28 And 30, Argyle Street is a Grade II listed building in the Liverpool local planning authority area, England. First listed on 8 October 1996. Warehouse complex.
28 And 30, Argyle Street
- WRENN ID
- forgotten-corridor-cream
- Grade
- II
- Local Planning Authority
- Liverpool
- Country
- England
- Date first listed
- 8 October 1996
- Type
- Warehouse complex
- Source
- Historic England listing
Description
This warehouse complex, situated on Argyle Street, dates from the mid-19th century, with one section specifically dated 1884, and has undergone minor alterations in the 20th century. It is constructed of dark brown brick with stone dressings, featuring a coped gable and Welsh slate roof. The complex comprises two warehouses arranged in a linear range, both providing street-level access for deliveries.
The western warehouse is six storeys high and three bays wide, with a gable facing the street. The central bay features double doors of equal height on each floor. Entry platforms to these doors have heavy wooden deck beams, and the top floor doorway has a cast-iron lintel beam supporting a gabled metal hoist canopy dated 1884. Stacked window openings flank the loading bay; the ground floor windows are taller and, along with those on the first floor, are bricked up. Shuttered windows are present on the floors above. A semi-circular headed doorway on the ground floor right side leads to an internal staircase, with small circular windows lighting the various floor levels.
The eastern warehouse is four storeys high and five bays wide, with a plain parapet above a moulded cornice. A deep, semi-circular arched recess extends to the third floor on the right-hand end, enclosing double doorways with wooden deck beams. A hoist mechanism was likely housed in a blind bay on the upper floor, above the archway. A small first-floor window to the right of the arch likely illuminates the staircase. The remaining bays have stacked window openings, diminishing in height to the upper floor, with stone sills. The upper two floors have simple barred casements. A semi-circular headed doorway with a metal-covered door is situated on the left side. The interiors were not inspected.

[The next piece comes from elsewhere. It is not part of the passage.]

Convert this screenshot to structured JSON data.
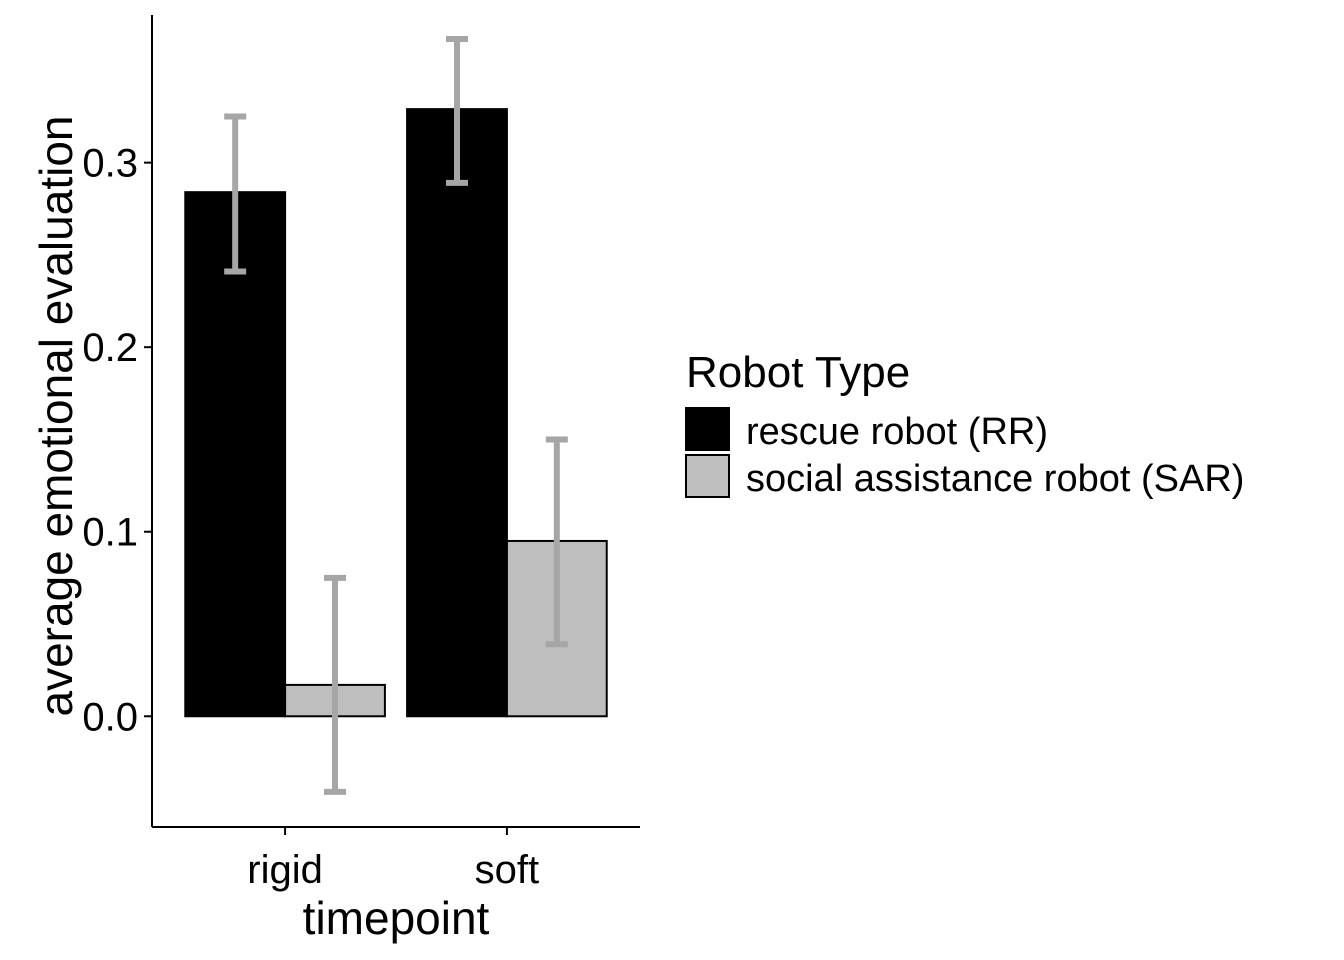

Argyle Street lies near the site of the first inland port of Liverpool, an area that saw the initial commercial development associated with the port. The street’s layout had fully developed by 1810, characterized by warehousing and merchants' houses. This warehouse complex is part of a significant group of surviving warehouses, demonstrating different design and planning approaches on adjacent plots, and illustrates a notable example of purpose-built warehousing in the context of Liverpool’s international 19th-century port. It is historically linked to numbers 17, 21, and 23 Argyle Street.